If you can imagine it, you can create it! – A famous dreamer.
Since I was a child, my mother motivated me to capture moments I like or enjoy in a piece of paper, either by drawing or writing. Today, I continue doing it.
It is amazing the incredible amount of information that surrounds us, either natural or artificially originated. Our decisions are based on how we interpret that information, which in turn depends on how we perceive it. As current technology hit us every day with huge amounts of data, our brains work –very hard and constantly, to rapidly filter only what is relevant to us although during this process, we also miss important pieces of the puzzle… or at least that’s what it seems.
The question I have made to myself for some years is: What set of valid characteristics does our system extract in order to create an idea, define a concept or store an emotion?
As a computer vision scientist, I cannot stop myself from reformulating this question as follows: what type of feature extraction process does our brain apply to the thousands images we see each day? And, what would it be the minimum number of features I should use to represent it?
Well, the quick answer to that question could be: it depends on how you understand the idea, concept or emotion! Let’s suppose we, for some reason, just want to represent a dot, we can easily use the same dot as feature, right? But again, what are the components of an idea, concept or emotion that make it understandable and meaningful? This seems to be like the egg and chicken problem. It involves studies on cognitive and psychology sciences, and yet the question remains open. However, we all know that the main key components to build an approximation of an understanding are: imagination, creativity and a touch of motivation in the first place. What an easy recipe, right?
According to Manu [1], imagination is the ability to form mental images and ideas about things never seen or experienced before. Therefore, this implies the creation of new knowledge.
As humans, it is difficult to imagine our life without having the capability of storing events (i.e., images, thoughts, and sensations.) We commonly name memory to that place in our brain where all of our relevant feature images are being stored. Our memory can retain hundreds of thousands or even more of those perceptions we associate to events. However, can we truly affirm that only relevant perceptions of our world are stored? It is clear that we apply filters and classifiers to the abstract representation of perceptions. However, I think that once an insight about how to assimilate those events is born, it transforms naturally to a seed capable of filtering and classifying good features that help us to interpret what we perceive in our world. That is, the learning is generated from a critical thinking, which builds in turn, the theory needed to generate that learning [2]. So, memories and insights might have a tight bound. By recalling special features that were fired up by an interpretation that built an insight, we are able to recall. This process involves an optimal search of memories in our brain and goes far from just using our amazing eyes. It is actually a combination of what was captured at that moment by our senses (even a moment which was not necessarily experienced directly by us). For example, the smell of a rose, maybe make us create in our mind a vivid sensation of the softness and redness of its petals. The hearing of a child’s laughing makes us immediately create a happy scenario of a kid we have seen before. Furthermore, the thoughts, the physical intentions or the generated emotions associated to those moments also remain. It is in this way that becomes easy to imagine the sensation of passing our fingers on the petals, the internal emotions felt by a laugh, etc.

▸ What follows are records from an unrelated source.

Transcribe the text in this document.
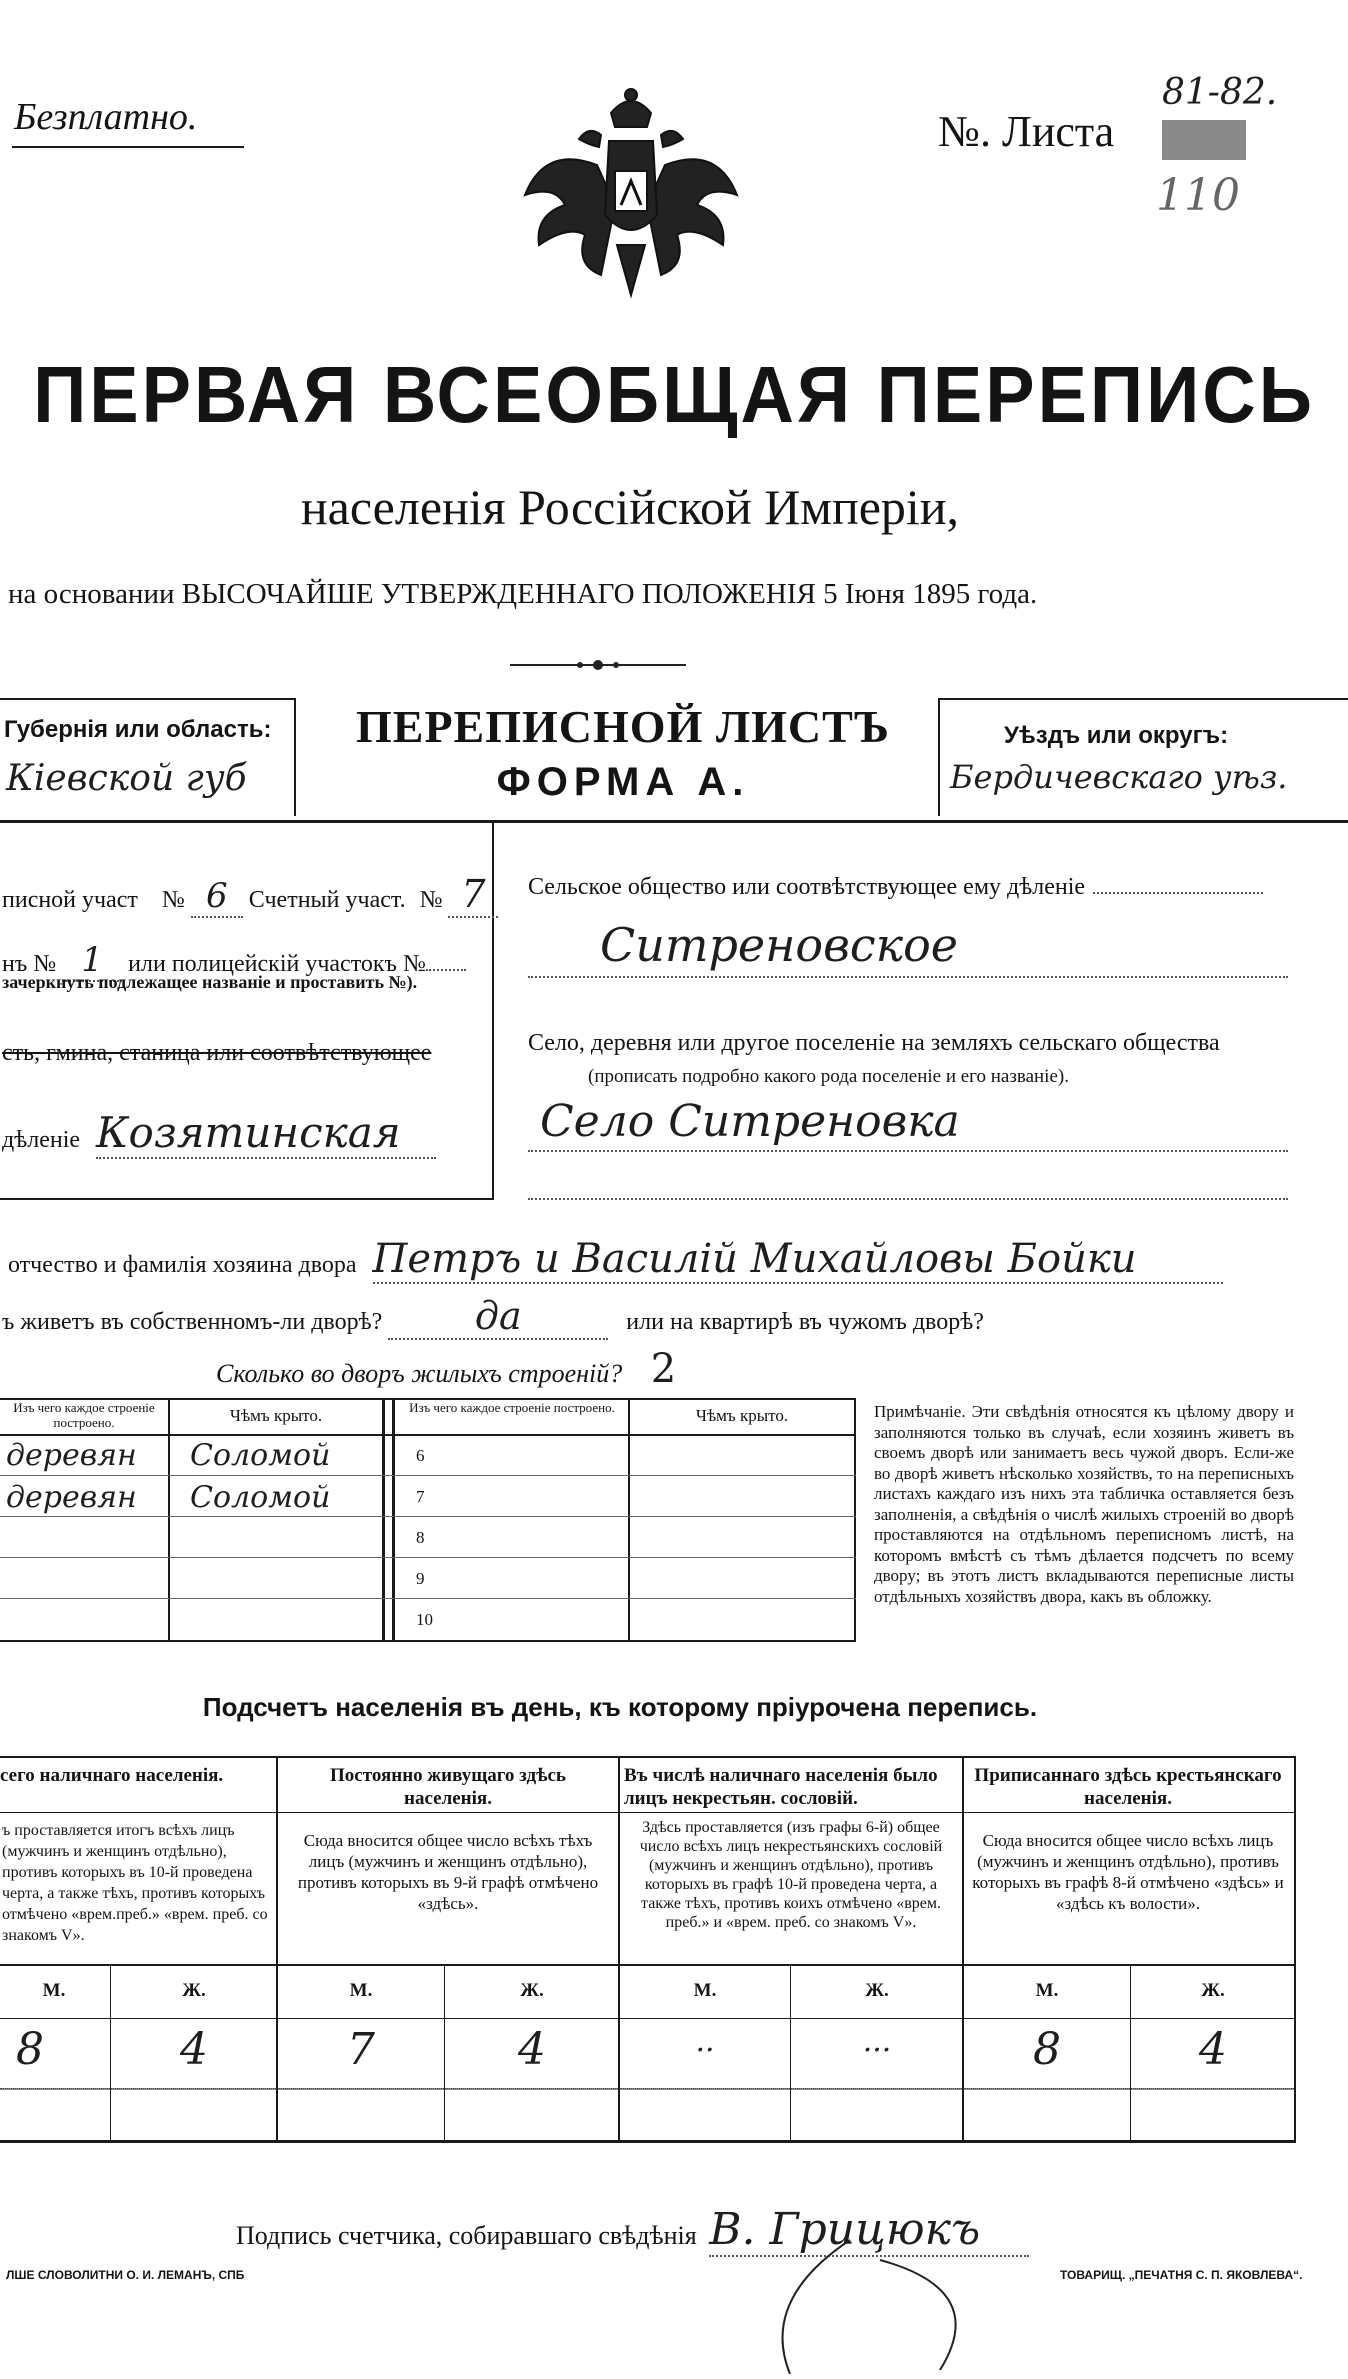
Безплатно.	№. Листа
81-82.
110
ПЕРВАЯ ВСЕОБЩАЯ ПЕРЕПИСЬ
населенія Россійской Имперіи,
на основании ВЫСОЧАЙШЕ УТВЕРЖДЕННАГО ПОЛОЖЕНІЯ 5 Іюня 1895 года.
Губернія или область:
Кіевской губ
ПЕРЕПИСНОЙ ЛИСТЪ
ФОРМА А.
Уѣздъ или округъ:
Бердичевскаго уѣз.
писной участ № 6 Счетный участ. № 7
нъ № 1 или полицейскій участокъ №
зачеркнуть подлежащее названіе и проставить №).
сть, гмина, станица или соотвѣтствующее
дѣленіе Козятинская
Сельское общество или соотвѣтствующее ему дѣленіе
Ситреновское
Село, деревня или другое поселеніе на земляхъ сельскаго общества
(прописать подробно какого рода поселеніе и его названіе).
Село Ситреновка
отчество и фамилія хозяина двора Петръ и Василій Михайловы Бойки
ъ живетъ въ собственномъ-ли дворѣ? да	или на квартирѣ въ чужомъ дворѣ?
Сколько во дворъ жилыхъ строеній? 2
Изъ чего каждое строеніе построено.	Чѣмъ крыто.	Изъ чего каждое строеніе построено.	Чѣмъ крыто.
деревян Соломой
деревян Соломой
6
7
8
9
10
Примѣчаніе. Эти свѣдѣнія относятся къ цѣлому двору и заполняются только въ случаѣ, если хозяинъ живетъ въ своемъ дворѣ или занимаетъ весь чужой дворъ. Если-же во дворѣ живетъ нѣсколько хозяйствъ, то на переписныхъ листахъ каждаго изъ нихъ эта табличка оставляется безъ заполненія, а свѣдѣнія о числѣ жилыхъ строеній во дворѣ проставляются на отдѣльномъ переписномъ листѣ, на которомъ вмѣстѣ съ тѣмъ дѣлается подсчетъ по всему двору; въ этотъ листъ вкладываются переписные листы отдѣльныхъ хозяйствъ двора, какъ въ обложку.
Подсчетъ населенія въ день, къ которому пріурочена перепись.
сего наличнаго населенія.
ъ проставляется итогъ всѣхъ лицъ (мужчинъ и женщинъ отдѣльно), противъ которыхъ въ 10-й проведена черта, а также тѣхъ, противъ которыхъ отмѣчено «врем.преб.» «врем. преб. со знакомъ V».
М.	Ж.
8	4
Постоянно живущаго здѣсь населенія.
Сюда вносится общее число всѣхъ тѣхъ лицъ (мужчинъ и женщинъ отдѣльно), противъ которыхъ въ 9-й графѣ отмѣчено «здѣсь».
М.	Ж.
7	4
Въ числѣ наличнаго населенія было лицъ некрестьян. сословій.
Здѣсь проставляется (изъ графы 6-й) общее число всѣхъ лицъ некрестьянскихъ сословій (мужчинъ и женщинъ отдѣльно), противъ которыхъ въ графѣ 10-й проведена черта, а также тѣхъ, противъ коихъ отмѣчено «врем. преб.» и «врем. преб. со знакомъ V».
М.	Ж.
..	...
Приписаннаго здѣсь крестьянскаго населенія.
Сюда вносится общее число всѣхъ лицъ (мужчинъ и женщинъ отдѣльно), противъ которыхъ въ графѣ 8-й отмѣчено «здѣсь» и «здѣсь къ волости».
М.	Ж.
8	4
Подпись счетчика, собиравшаго свѣдѣнія В. Грицюкъ
ЛШЕ СЛОВОЛИТНИ О. И. ЛЕМАНЪ, СПБ	ТОВАРИЩ. „ПЕЧАТНЯ С. П. ЯКОВЛЕВА“.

Interestingly, we are able to retrieve feelings and/or sensations from our memories. We are used to recreate those moments but also to create new ones. The mind loves to do this. We all have experienced happiness, sadness, anger, etc. and can recreate those feelings. Furthermore, we can increase the sensations of past events by adding new features to the associated memories… and it is when new insights start to build in order to store future events in the best way. To finish, here are my two cents: I do believe the insights generated by past experiences linked to our memories allow us to extract features of new events as meaningful or not. Therefore, to sketch an idea, concept or emotion into an image, we need only to consider those features that fire up when those events became clear. Then, naturally those features may become the theory needed for achieving learning.
[1] Manu, Alexander. “The imagination challenge.” Berkeley, CA: New Riders(2007).